Context Through Self-Attention

The true magic of Transformers lies in their attention mechanism. Unlike humans who must read text sequentially, Transformers can simultaneously analyze relationships between all words in a text. This is similar to how you might solve a complex puzzle:

  1. First, you look at all the pieces simultaneously
  2. Then, you identify which pieces are most likely to connect
  3. Finally, you use these relationships to build the complete picture

In language, this means the model can:

  • Resolve pronouns (“She picked up her book” - who is “her” referring to?)
  • Understand idiomatic expressions (“kicked the bucket” means something very different from “kicked the ball”)
  • Grasp long-distance dependencies (“The keys, which I thought I had left on the kitchen counter yesterday morning, were actually in my coat pocket”)

Information Refinement

After the attention mechanism identifies relevant connections, the information passes through a series of specialized neural networks. These networks:

  • Combine and transform the gathered context
  • Extract higher-level patterns
  • Refine the understanding of each piece of text

Generation and Decision Making

The final stage involves converting all this processed information into useful output. Whether the task is:

  • Completing a sentence
  • Translating text
  • Answering a question
  • Summarizing a document

The model uses a probability distribution system to select the most appropriate output. This is similar to a skilled writer choosing the perfect word from their vocabulary, considering both meaning and context.

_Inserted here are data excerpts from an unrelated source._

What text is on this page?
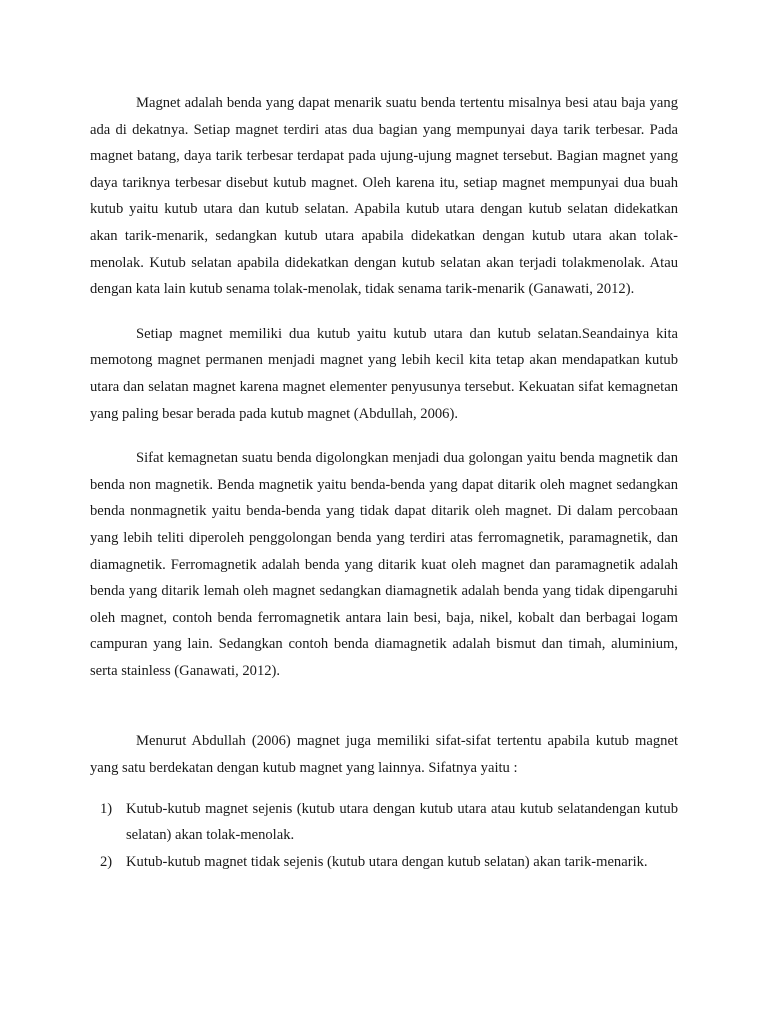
Magnet adalah benda yang dapat menarik suatu benda tertentu misalnya besi atau baja yang ada di dekatnya. Setiap magnet terdiri atas dua bagian yang mempunyai daya tarik terbesar. Pada magnet batang, daya tarik terbesar terdapat pada ujung-ujung magnet tersebut. Bagian magnet yang daya tariknya terbesar disebut kutub magnet. Oleh karena itu, setiap magnet mempunyai dua buah kutub yaitu kutub utara dan kutub selatan. Apabila kutub utara dengan kutub selatan didekatkan akan tarik-menarik, sedangkan kutub utara apabila didekatkan dengan kutub utara akan tolak-menolak. Kutub selatan apabila didekatkan dengan kutub selatan akan terjadi tolakmenolak. Atau dengan kata lain kutub senama tolak-menolak, tidak senama tarik-menarik (Ganawati, 2012).

Setiap magnet memiliki dua kutub yaitu kutub utara dan kutub selatan.Seandainya kita memotong magnet permanen menjadi magnet yang lebih kecil kita tetap akan mendapatkan kutub utara dan selatan magnet karena magnet elementer penyusunya tersebut. Kekuatan sifat kemagnetan yang paling besar berada pada kutub magnet (Abdullah, 2006).

Sifat kemagnetan suatu benda digolongkan menjadi dua golongan yaitu benda magnetik dan benda non magnetik. Benda magnetik yaitu benda-benda yang dapat ditarik oleh magnet sedangkan benda nonmagnetik yaitu benda-benda yang tidak dapat ditarik oleh magnet. Di dalam percobaan yang lebih teliti diperoleh penggolongan benda yang terdiri atas ferromagnetik, paramagnetik, dan diamagnetik. Ferromagnetik adalah benda yang ditarik kuat oleh magnet dan paramagnetik adalah benda yang ditarik lemah oleh magnet sedangkan diamagnetik adalah benda yang tidak dipengaruhi oleh magnet, contoh benda ferromagnetik antara lain besi, baja, nikel, kobalt dan berbagai logam campuran yang lain. Sedangkan contoh benda diamagnetik adalah bismut dan timah, aluminium, serta stainless (Ganawati, 2012).

Menurut Abdullah (2006) magnet juga memiliki sifat-sifat tertentu apabila kutub magnet yang satu berdekatan dengan kutub magnet yang lainnya. Sifatnya yaitu :

1) Kutub-kutub magnet sejenis (kutub utara dengan kutub utara atau kutub selatandengan kutub selatan) akan tolak-menolak.
2) Kutub-kutub magnet tidak sejenis (kutub utara dengan kutub selatan) akan tarik-menarik.
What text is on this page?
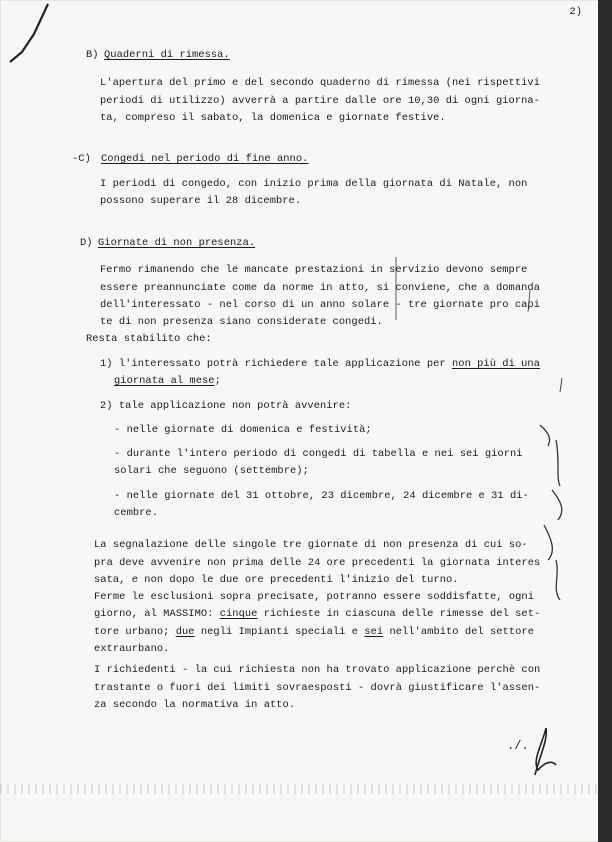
2)
B) Quaderni di rimessa.
L'apertura del primo e del secondo quaderno di rimessa (nei rispettivi
periodi di utilizzo) avverrà a partire dalle ore 10,30 di ogni giorna-
ta, compreso il sabato, la domenica e giornate festive.
-C) Congedi nel periodo di fine anno.
I periodi di congedo, con inizio prima della giornata di Natale, non
possono superare il 28 dicembre.
D) Giornate di non presenza.
Fermo rimanendo che le mancate prestazioni in servizio devono sempre
essere preannunciate come da norme in atto, si conviene, che a domanda
dell'interessato - nel corso di un anno solare - tre giornate pro capi
te di non presenza siano considerate congedi.
Resta stabilito che:
1) l'interessato potrà richiedere tale applicazione per non più di una
giornata al mese;
2) tale applicazione non potrà avvenire:
- nelle giornate di domenica e festività;
- durante l'intero periodo di congedi di tabella e nei sei giorni
solari che seguono (settembre);
- nelle giornate del 31 ottobre, 23 dicembre, 24 dicembre e 31 di-
cembre.
La segnalazione delle singole tre giornate di non presenza di cui so-
pra deve avvenire non prima delle 24 ore precedenti la giornata interes
sata, e non dopo le due ore precedenti l'inizio del turno.
Ferme le esclusioni sopra precisate, potranno essere soddisfatte, ogni
giorno, al MASSIMO: cinque richieste in ciascuna delle rimesse del set-
tore urbano; due negli Impianti speciali e sei nell'ambito del settore
extraurbano.
I richiedenti - la cui richiesta non ha trovato applicazione perchè con
trastante o fuori dei limiti sovraesposti - dovrà giustificare l'assen-
za secondo la normativa in atto.
./.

Real-World Applications and Impact

The Transformer architecture has enabled breakthrough applications in:

  1. Cross-Language Communication
    • Real-time translation systems
    • Multilingual document processing
    • Cultural context adaptation
  2. Content Creation and Analysis
    • Automated report generation
    • Text summarization
    • Content recommendations
  3. Specialized Industry Applications
    • Legal document analysis
    • Medical record processing
    • Scientific literature review

The Road Ahead

As this architecture continues to evolve, we’re seeing:

  • More efficient processing methods
  • Better handling of specialized domains
  • Improved understanding of contextual nuances
  • Enhanced ability to work with multimodal inputs

The Transformer architecture represents more than just a technical advancement - it’s a fundamental shift in how machines can understand and process human language. Its impact continues to grow as researchers and developers find new ways to apply and improve upon its core principles.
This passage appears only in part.